St Kilda, Britain's Loneliest Isle

Residents of St. Kilda

The British Silent Film St. Kilda - Britain's Loneliest Island from 1928 documented the lives of residents on the tiny island of St. Kilda group, the remote, the westernmost part of the Outer Hebrides. In a projection speed of 16 frames per second, it takes 18 minutes.

In order gave him the shipping company that operated the line from Glasgow via intermediate stations along the coast to the West of Scotland St Kilda. He was scheduled for performances in Glasgow and the surrounding area. Accordingly, it first displays the loading and sailing of the vessel at Glasgow Harbour and impressions of the smaller ports that lie on the track. It follows the creation of the ship on the St. Kildaer main island of Hirta, after nine months of goods coming from outside the for the first time on the island. Some residents see for the first time a cameraman; shame some women hide from him. Recordings of the main road of the island, standing at the modest stone houses are against cut with images of a London street with lively, dense traffic.

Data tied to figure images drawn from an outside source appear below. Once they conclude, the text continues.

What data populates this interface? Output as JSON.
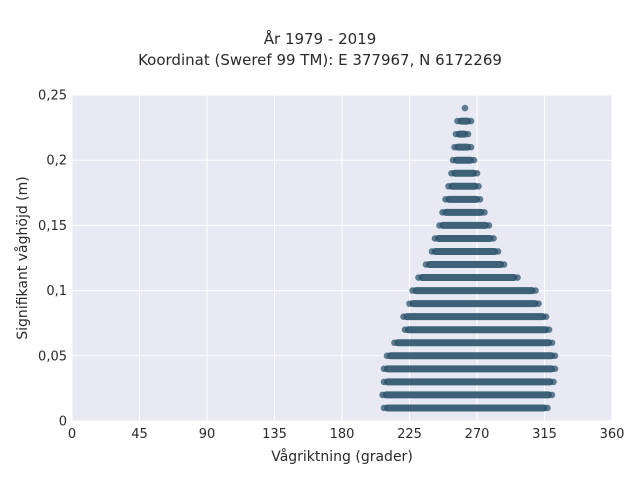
{
  "chart_data": {
    "type": "scatter",
    "title": "År 1979 - 2019",
    "subtitle": "Koordinat (Sweref 99 TM): E 377967, N 6172269",
    "xlabel": "Vågriktning (grader)",
    "ylabel": "Signifikant våghöjd (m)",
    "xlim": [
      0,
      360
    ],
    "ylim": [
      0,
      0.25
    ],
    "xticks": [
      0,
      45,
      90,
      135,
      180,
      225,
      270,
      315,
      360
    ],
    "xtick_labels": [
      "0",
      "45",
      "90",
      "135",
      "180",
      "225",
      "270",
      "315",
      "360"
    ],
    "yticks": [
      0,
      0.05,
      0.1,
      0.15,
      0.2,
      0.25
    ],
    "ytick_labels": [
      "0",
      "0,05",
      "0,1",
      "0,15",
      "0,2",
      "0,25"
    ],
    "grid": true,
    "background": "#e8e9f3",
    "marker_color": "#2e566e",
    "bands": [
      {
        "y": 0.01,
        "xmin": 208,
        "xmax": 317
      },
      {
        "y": 0.02,
        "xmin": 207,
        "xmax": 320
      },
      {
        "y": 0.03,
        "xmin": 208,
        "xmax": 321
      },
      {
        "y": 0.04,
        "xmin": 208,
        "xmax": 322
      },
      {
        "y": 0.05,
        "xmin": 210,
        "xmax": 322
      },
      {
        "y": 0.06,
        "xmin": 215,
        "xmax": 320
      },
      {
        "y": 0.07,
        "xmin": 222,
        "xmax": 318
      },
      {
        "y": 0.08,
        "xmin": 221,
        "xmax": 316
      },
      {
        "y": 0.09,
        "xmin": 225,
        "xmax": 311
      },
      {
        "y": 0.1,
        "xmin": 227,
        "xmax": 309
      },
      {
        "y": 0.11,
        "xmin": 231,
        "xmax": 297
      },
      {
        "y": 0.12,
        "xmin": 236,
        "xmax": 288
      },
      {
        "y": 0.13,
        "xmin": 240,
        "xmax": 284
      },
      {
        "y": 0.14,
        "xmin": 242,
        "xmax": 281
      },
      {
        "y": 0.15,
        "xmin": 245,
        "xmax": 278
      },
      {
        "y": 0.16,
        "xmin": 247,
        "xmax": 275
      },
      {
        "y": 0.17,
        "xmin": 249,
        "xmax": 272
      },
      {
        "y": 0.18,
        "xmin": 251,
        "xmax": 271
      },
      {
        "y": 0.19,
        "xmin": 253,
        "xmax": 270
      },
      {
        "y": 0.2,
        "xmin": 254,
        "xmax": 268
      },
      {
        "y": 0.21,
        "xmin": 255,
        "xmax": 266
      },
      {
        "y": 0.22,
        "xmin": 256,
        "xmax": 264
      },
      {
        "y": 0.23,
        "xmin": 257,
        "xmax": 266
      },
      {
        "y": 0.24,
        "xmin": 262,
        "xmax": 262
      }
    ]
  }
}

Thereafter, the film shows a woman at a spinning wheel and a man who abseil down the cliff birds begins. Recently, people gather to watch the first movie about their island.

Two years later, all residents were relocated to the mainland. This gave the production an increased significance in film history as the last cinematic testimony of the isolated lifestyle of St. Kildaer. At the International Silent Film Festival 2010 in the premises of the University of Bonn, the film with piano accompaniment and Gaelic songs came to the performance.